There are many species of dolphins
Take a moment and picture a dolphin in your head. What did it look like in your mind's eye? A dolphin with a grey body, slightly darker on top and lighter on the belly? A head with a rounded forehead, and a short sturdy rostrum with a “built-in smile”? A body that is longer than a human’s but shorter than a minivan? Well, all of these features specifically describe only one of the more than 40 different kinds of dolphins. This is the famous bottlenose dolphin, featured for more than 50 years in numerous TV shows, movies, aquariums and marine life parks. These are marvelous animals and yet, they only represent one of over 40 species in the family Delphinidae, the Oceanic Dolphin Family. This blog will explore some of the variation among these species, all of which has come about through adaptations to the particular habitat they live in and niche (the functional role they play there) they occupy.
Bottlenose dolphins off Hawaiʻi. Photo credit: Kula Naiʻa Foundation.
Let me start by highlighting some of the very obvious vast differences between species within the family Delphinidae. For example, these species have a wide array of coloration patterns. Many species have a uniform color all over. It can vary from light grey to black, to greyish blue and even pink. The color may change slightly from a lighter shade on the belly to a darker shade on the back. This is called countershading. Other species sport patterns that can range from hourglass shapes in dramatic black and white or yellow/tan and bluish grey, to a variety of stripes and, sometimes spots, on their sides.
The color and coloration patterns vary widely among the many species of Oceanic dolphins. From top left: Common Bottlenose dolphin, Hector’s dolphin, Taiwanese Humpback dolphin, Pantropical spotted dolphin, and Northern Right whale dolphin (Illustrations courtesy of NOAA). Striped dolphin, Hourglass dolphin, and Long-beaked common dolphin (Illustrations courtesy of Uko Gorter).
The reasons for this variation are likely manifold, but include where and how they live. The countershading can serve as a camouflage, blending in with the background from all directions: dark on top, blending in with the darker colors below and a lighter color on the belly, blending in with the lighter colors above, near the surface. Some of the more muted color patterns may serve to break up the body of individuals, while bolder color patterns might help to corral schooling fish, squid and shrimp while feeding.

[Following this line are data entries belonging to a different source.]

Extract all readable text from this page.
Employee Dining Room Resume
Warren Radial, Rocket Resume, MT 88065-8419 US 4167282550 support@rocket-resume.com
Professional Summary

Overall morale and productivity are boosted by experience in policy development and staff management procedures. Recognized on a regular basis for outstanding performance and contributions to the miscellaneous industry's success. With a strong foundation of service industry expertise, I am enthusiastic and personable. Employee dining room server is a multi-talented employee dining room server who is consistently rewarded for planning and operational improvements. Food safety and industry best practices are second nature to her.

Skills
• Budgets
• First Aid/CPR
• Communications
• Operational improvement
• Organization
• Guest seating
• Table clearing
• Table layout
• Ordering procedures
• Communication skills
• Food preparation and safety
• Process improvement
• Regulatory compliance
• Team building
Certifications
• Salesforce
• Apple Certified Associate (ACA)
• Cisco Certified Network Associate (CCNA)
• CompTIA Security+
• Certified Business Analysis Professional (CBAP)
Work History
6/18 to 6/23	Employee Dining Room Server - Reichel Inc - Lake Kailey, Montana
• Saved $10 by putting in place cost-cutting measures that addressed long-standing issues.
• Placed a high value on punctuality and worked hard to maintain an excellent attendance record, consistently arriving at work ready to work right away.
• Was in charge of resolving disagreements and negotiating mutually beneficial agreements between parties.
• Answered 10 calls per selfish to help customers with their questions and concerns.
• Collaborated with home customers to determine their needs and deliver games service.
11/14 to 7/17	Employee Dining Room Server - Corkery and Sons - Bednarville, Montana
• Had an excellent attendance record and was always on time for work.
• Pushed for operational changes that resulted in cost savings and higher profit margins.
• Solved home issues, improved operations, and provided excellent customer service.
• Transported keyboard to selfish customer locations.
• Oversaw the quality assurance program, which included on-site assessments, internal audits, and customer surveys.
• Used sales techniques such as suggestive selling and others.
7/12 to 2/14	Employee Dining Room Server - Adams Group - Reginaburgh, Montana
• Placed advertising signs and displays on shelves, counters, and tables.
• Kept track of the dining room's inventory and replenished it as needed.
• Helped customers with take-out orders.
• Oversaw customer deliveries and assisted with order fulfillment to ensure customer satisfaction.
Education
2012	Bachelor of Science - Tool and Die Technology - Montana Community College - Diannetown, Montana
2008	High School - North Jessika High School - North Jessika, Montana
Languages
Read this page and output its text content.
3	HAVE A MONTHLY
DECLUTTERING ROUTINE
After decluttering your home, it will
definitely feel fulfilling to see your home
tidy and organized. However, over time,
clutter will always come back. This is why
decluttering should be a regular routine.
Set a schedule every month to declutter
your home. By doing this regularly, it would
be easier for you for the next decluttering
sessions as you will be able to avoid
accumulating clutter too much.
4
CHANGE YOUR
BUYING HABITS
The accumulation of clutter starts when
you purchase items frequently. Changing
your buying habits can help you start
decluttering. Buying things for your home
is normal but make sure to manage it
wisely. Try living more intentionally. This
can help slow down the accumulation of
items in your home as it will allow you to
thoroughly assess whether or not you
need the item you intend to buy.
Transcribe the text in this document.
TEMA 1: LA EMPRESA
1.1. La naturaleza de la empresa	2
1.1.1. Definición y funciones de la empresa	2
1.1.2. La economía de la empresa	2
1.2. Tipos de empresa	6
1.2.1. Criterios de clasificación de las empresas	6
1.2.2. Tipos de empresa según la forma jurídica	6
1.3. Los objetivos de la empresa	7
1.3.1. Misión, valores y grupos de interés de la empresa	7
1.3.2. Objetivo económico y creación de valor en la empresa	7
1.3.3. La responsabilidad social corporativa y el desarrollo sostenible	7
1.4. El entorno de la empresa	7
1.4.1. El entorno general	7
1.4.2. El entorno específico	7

The striped, common and spotted dolphins are generally found further offshore, in larger schools. These species can also be found in mixed species aggregations, where species identity may be an issue. The spotted dolphin species (the Pantropical spotted and the Atlantic spotted) accumulate their spots slowly as they grow older, so that it is possible to estimate their level of maturity from the accumulation of spots.
The size of dolphins also varies widely, from Hector’s dolphin (1.2-1.6m, 50kg), weighing as much as a large dog, to the killer whale, or Orca, where males (up to 10m and 10,000kg) can weigh as much as the largest male African elephant ever recorded. This size difference may correlate with the size of prey they feed on and Killer whales have been observed to attack and feed on large whales.
Hector's dolphin and a male Killer whale, or Orca (Courtesy of NOAA), compared to an outline of an adult human (6 ft/ 1.8m, 75kg) for scale.
So being aware of the wide range of variation in size, shape and coloration among Oceanic dolphins will hopefully help in the understanding of how differently they live their lives. This in turn has profound implications for their survival and conservation. I will look more closely at some of these adaptations and what they say about how these species live their lives, in future blogs. Being aware of different dolphin species also gives one the ability to be more conscious of how they should be treated or regarded.